In 2017, I wrote the post Managers Must be Insane to Brainstorm in Groups. If you’ve been a group meeting for brainstorming, you’ll identify with the three problems reasearchers identified with in-person brainstorms:
- Only one person can speak at a time.
- Many people don’t participate and free ride hiding in the back of the room, unengaged.
- Some attendees are glossophobes: they fear speaking in public. And you’ll resonate with the frustration of this meeting format.
Remote work changes this for brainstorming meetings and collaboration broadly defined. The secret is Google Docs.
Imagine we’re working together, and it’s time to brainstorm ideas for the new product we’re going to launch. You schedule a meeting for the relevant people from sales, product, marketing, engineering, and customer support. There might be ten people in the room. In person, this session would be a disaster, guaranteed.
But, you change the format since the team attends virtually. You create a Google document with ten pages, a page with each person’s name on top. You ask everyone in the meeting to find the page with their name on it and answer the question: “what are the top three features our new product needs?” in the first ten minutes.
Time’s up; hands-off keyboards. You coalesce the lists in front of everyone. By the time you’ve completed your work, the team has read the others’ contributions and is ready to discuss. The group steps through the bullet items in the remaining time.

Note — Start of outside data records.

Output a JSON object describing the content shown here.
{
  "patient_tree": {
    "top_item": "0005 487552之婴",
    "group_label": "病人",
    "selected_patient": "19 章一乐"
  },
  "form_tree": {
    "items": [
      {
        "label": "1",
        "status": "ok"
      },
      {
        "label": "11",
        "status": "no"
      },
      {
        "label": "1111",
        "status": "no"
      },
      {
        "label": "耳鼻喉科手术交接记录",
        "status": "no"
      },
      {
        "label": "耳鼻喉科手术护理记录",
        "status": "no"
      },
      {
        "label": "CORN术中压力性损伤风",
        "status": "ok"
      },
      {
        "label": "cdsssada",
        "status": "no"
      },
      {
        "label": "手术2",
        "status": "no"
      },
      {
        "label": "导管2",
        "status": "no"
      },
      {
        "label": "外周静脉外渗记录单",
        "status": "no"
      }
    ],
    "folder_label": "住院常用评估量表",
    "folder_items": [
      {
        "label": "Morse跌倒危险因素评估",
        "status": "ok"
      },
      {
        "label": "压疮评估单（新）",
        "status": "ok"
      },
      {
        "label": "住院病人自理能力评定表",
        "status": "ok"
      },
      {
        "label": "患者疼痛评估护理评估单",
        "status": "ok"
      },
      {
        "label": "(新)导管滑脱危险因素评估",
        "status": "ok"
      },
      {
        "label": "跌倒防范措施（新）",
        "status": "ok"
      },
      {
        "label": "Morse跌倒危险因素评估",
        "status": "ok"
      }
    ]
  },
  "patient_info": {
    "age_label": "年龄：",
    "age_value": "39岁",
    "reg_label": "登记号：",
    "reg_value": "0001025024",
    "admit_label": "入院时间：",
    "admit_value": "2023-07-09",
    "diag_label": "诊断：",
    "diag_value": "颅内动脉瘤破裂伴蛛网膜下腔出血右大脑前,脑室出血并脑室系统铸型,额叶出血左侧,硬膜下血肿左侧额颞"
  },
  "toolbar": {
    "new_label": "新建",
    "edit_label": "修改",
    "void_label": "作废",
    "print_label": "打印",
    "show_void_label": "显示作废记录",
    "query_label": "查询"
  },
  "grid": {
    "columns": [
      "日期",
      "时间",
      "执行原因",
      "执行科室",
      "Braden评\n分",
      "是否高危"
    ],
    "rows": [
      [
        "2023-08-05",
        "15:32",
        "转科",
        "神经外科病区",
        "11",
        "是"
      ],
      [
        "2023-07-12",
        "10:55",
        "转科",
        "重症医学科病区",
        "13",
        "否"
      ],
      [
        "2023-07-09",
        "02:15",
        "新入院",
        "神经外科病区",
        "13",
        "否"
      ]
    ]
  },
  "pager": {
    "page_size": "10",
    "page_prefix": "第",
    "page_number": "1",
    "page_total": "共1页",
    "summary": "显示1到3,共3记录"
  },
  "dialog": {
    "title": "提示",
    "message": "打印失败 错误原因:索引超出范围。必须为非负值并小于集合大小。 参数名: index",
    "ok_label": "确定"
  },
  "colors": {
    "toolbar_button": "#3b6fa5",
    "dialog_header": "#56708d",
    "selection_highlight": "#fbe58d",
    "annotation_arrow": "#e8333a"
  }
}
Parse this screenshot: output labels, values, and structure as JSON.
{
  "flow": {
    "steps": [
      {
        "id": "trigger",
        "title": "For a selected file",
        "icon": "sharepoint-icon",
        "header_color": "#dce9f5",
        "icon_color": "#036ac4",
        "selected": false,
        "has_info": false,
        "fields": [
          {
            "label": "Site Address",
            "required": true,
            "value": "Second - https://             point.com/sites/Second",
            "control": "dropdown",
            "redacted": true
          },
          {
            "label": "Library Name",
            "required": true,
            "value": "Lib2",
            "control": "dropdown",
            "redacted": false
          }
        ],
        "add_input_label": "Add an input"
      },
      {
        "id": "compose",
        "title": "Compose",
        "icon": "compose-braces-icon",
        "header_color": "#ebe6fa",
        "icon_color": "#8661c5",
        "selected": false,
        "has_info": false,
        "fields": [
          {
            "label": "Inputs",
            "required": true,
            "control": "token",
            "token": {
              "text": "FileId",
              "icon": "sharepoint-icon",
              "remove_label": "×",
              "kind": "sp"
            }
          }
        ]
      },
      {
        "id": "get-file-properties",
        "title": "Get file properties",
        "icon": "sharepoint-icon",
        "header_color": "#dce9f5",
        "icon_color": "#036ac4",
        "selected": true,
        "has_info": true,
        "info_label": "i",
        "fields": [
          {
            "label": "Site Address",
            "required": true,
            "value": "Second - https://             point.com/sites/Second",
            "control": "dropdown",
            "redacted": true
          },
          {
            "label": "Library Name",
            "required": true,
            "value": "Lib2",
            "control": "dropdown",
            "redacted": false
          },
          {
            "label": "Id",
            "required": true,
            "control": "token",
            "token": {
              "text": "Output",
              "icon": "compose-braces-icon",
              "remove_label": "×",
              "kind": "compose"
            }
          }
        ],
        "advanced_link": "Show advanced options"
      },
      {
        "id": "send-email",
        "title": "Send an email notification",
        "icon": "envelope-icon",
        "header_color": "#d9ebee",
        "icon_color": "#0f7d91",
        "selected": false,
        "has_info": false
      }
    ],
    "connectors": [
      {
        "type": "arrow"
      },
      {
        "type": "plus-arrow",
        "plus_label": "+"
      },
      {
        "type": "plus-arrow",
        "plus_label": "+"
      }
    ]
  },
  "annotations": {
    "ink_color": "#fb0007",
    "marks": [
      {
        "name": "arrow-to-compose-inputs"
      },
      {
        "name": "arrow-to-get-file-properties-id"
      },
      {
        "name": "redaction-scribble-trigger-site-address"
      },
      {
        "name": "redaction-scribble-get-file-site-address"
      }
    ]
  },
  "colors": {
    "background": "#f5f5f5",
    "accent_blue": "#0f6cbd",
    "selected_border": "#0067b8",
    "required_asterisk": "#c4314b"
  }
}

We’ve solved all three problems of in-person brainstorming. First, everyone writes in parallel. Second, no one freeloads because everyone must write. Third, there’s no public speaking involved (introverts rejoice!). And I’ll add one. Fourth, everyone has context because they’ve all read each others’ ideas.
Try it. You’ll be amazed. I was.
I’ve participated in sessions like this for brainstorming, 360° reviews, project planning, pipeline evaluation, team standups, all kinds. Each session is remarkably more productive than in person. It’s just better. Everyone has been heard. Alignment across stakeholders is ensured. And you’ve documented the work in case the team should share beyond those in attendance.